McIlroy, Gary Woodland, Gonzalo Fernandez-Castano of Spain and Alex Noren of Sweden each had 67. Fernandez-Castano and Noren played in the afternoon but weren't too hindered by the elements.

"It was quite breezy this afternoon," Fernandez-Castano said. "I don't think it's so much about how much. Maybe it's the direction. The wind was kind of helping on the last few holes."

Pettersson, a winner earlier this year in South Carolina down the coast at Hilton Head, broke 70 for the first time in 21 tries at the PGA Championship to take the lead. McIlroy, meanwhile, looked ready to contend after lackluster finishes at the year's first three majors.

Luiten was at 8 under before bogeying his last four holes to finish at 68. Daly was even with him after round one — the 1991 champion made an eagle on the par-5 11th hole.

"I just want to play," Daly said. "I love to play great, but as long as I walk out of here knowing I played and did the best I can, that's all that matters.
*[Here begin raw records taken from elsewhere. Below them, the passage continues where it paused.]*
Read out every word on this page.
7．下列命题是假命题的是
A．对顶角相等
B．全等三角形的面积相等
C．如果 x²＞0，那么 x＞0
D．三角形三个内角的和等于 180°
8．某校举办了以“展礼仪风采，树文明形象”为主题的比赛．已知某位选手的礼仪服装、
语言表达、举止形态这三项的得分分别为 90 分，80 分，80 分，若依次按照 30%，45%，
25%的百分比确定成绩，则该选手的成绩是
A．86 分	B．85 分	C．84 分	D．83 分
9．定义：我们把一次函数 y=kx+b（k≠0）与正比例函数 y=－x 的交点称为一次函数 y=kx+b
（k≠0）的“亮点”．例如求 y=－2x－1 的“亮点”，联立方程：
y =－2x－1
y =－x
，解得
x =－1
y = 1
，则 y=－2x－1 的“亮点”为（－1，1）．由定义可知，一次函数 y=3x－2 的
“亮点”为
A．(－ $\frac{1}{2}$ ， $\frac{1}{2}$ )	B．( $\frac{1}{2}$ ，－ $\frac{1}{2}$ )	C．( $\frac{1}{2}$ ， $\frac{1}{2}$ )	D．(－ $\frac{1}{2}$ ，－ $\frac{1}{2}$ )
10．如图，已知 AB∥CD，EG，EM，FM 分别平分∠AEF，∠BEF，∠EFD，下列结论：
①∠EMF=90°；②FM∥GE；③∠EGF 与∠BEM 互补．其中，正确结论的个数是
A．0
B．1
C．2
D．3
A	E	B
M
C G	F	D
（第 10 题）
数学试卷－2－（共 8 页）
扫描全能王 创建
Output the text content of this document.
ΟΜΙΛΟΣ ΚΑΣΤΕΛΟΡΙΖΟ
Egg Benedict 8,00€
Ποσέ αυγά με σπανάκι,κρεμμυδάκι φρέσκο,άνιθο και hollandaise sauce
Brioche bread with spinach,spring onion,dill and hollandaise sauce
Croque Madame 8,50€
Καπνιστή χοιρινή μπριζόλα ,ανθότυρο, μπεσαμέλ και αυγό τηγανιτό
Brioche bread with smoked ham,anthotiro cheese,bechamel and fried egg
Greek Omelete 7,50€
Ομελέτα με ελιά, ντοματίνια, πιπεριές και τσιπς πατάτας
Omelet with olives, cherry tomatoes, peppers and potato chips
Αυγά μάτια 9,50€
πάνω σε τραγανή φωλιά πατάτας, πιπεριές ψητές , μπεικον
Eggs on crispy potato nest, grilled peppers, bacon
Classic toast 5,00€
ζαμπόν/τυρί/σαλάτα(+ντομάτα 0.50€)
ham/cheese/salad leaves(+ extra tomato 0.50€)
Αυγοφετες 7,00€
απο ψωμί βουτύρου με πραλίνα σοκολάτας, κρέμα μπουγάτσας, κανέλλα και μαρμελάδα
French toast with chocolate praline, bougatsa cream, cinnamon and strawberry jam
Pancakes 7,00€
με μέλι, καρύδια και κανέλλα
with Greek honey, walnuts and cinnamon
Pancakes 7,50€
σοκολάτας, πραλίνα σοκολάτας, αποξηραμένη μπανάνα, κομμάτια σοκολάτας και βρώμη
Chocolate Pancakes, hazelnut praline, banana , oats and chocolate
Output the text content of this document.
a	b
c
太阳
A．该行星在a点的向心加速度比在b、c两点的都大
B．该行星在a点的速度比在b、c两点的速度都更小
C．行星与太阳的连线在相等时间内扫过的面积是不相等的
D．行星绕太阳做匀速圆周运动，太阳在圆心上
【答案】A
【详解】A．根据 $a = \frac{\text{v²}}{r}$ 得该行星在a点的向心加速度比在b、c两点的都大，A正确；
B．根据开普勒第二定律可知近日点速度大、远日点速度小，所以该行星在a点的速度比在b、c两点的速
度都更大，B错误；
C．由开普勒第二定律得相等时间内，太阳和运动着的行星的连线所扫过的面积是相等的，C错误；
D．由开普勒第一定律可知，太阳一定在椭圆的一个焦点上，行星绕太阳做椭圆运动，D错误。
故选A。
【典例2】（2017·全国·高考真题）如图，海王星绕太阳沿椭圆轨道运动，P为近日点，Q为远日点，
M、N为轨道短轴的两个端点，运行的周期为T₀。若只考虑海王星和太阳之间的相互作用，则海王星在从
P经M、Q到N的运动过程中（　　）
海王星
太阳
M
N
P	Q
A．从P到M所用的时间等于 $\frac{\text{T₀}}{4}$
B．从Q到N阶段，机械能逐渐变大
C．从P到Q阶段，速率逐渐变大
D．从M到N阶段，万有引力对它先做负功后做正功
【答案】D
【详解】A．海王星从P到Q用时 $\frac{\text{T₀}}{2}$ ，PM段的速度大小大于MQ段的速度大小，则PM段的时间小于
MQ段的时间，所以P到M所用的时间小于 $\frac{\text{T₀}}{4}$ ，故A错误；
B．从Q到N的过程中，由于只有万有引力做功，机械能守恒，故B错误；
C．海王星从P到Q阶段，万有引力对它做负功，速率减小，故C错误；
And the way I'm hitting it, I just don't want to get too up or too down about it."

Daly was in the group at 4 under that included former U.S. Open champion Geoff Ogilvy and defending PGA champion Keegan Bradley, who had a birdie-eagle start before he settled into his round.

Adam Scott, in his first major since throwing away the British Open with four bogeys on his last four holes, quickly got back into contention with a 68.

The group with Woods at 69 included Ben Curtis, Ryo Ishikawa of Japan and Pat Perez, playing his first major this year.

"On the windiest course in the world, you'd expect a little more wind than this," Perez said.

The flags started to ripple in the afternoon, though not enough to make Kiawah as frightening as it can be. With so much rain over the past week, including storms that limited practice time before the championship began, the greens were soft and fairways slow.

Phil Mickelson, holding down the eighth and final spot in the Ryder Cup standings, was all over Kiawah Island and did a remarkable job scrambling to salvage a 73.

He was already eyeing Friday morning as a chance to make up some ground.

"I'm going to actually start going after it," he said. "I figured it would be a little bit more difficult in the afternoon and to not worry about the score, to fight hard, and then the opportunity is (Friday) morning. ... There will be an opportunity (Friday) to shoot something in the mid-60s."

McIlroy was bogey-free, and while he failed to make birdie on a couple of the par 5s, he picked up a shot on the field at the 249-yard 14th hole, which features severe slopes off every corner of the green. Leave it to the 23-year-old from Northern Ireland to hit a towering 3-iron that settled 12 feet from the flag, one of only six birdies on the par 3 in the first round.

There was little doubt that Thursday might have been the best chance to post a good score. More storms are in the forecast for later in the week, and just enough wind could make it more difficult to find birdies.

"You have to have the right attitude going out there," McIlroy said. "You have to realize that to give yourself a chance going into the final day of a major, there's still 54 holes to play, and especially on this golf course, middles of greens are totally OK."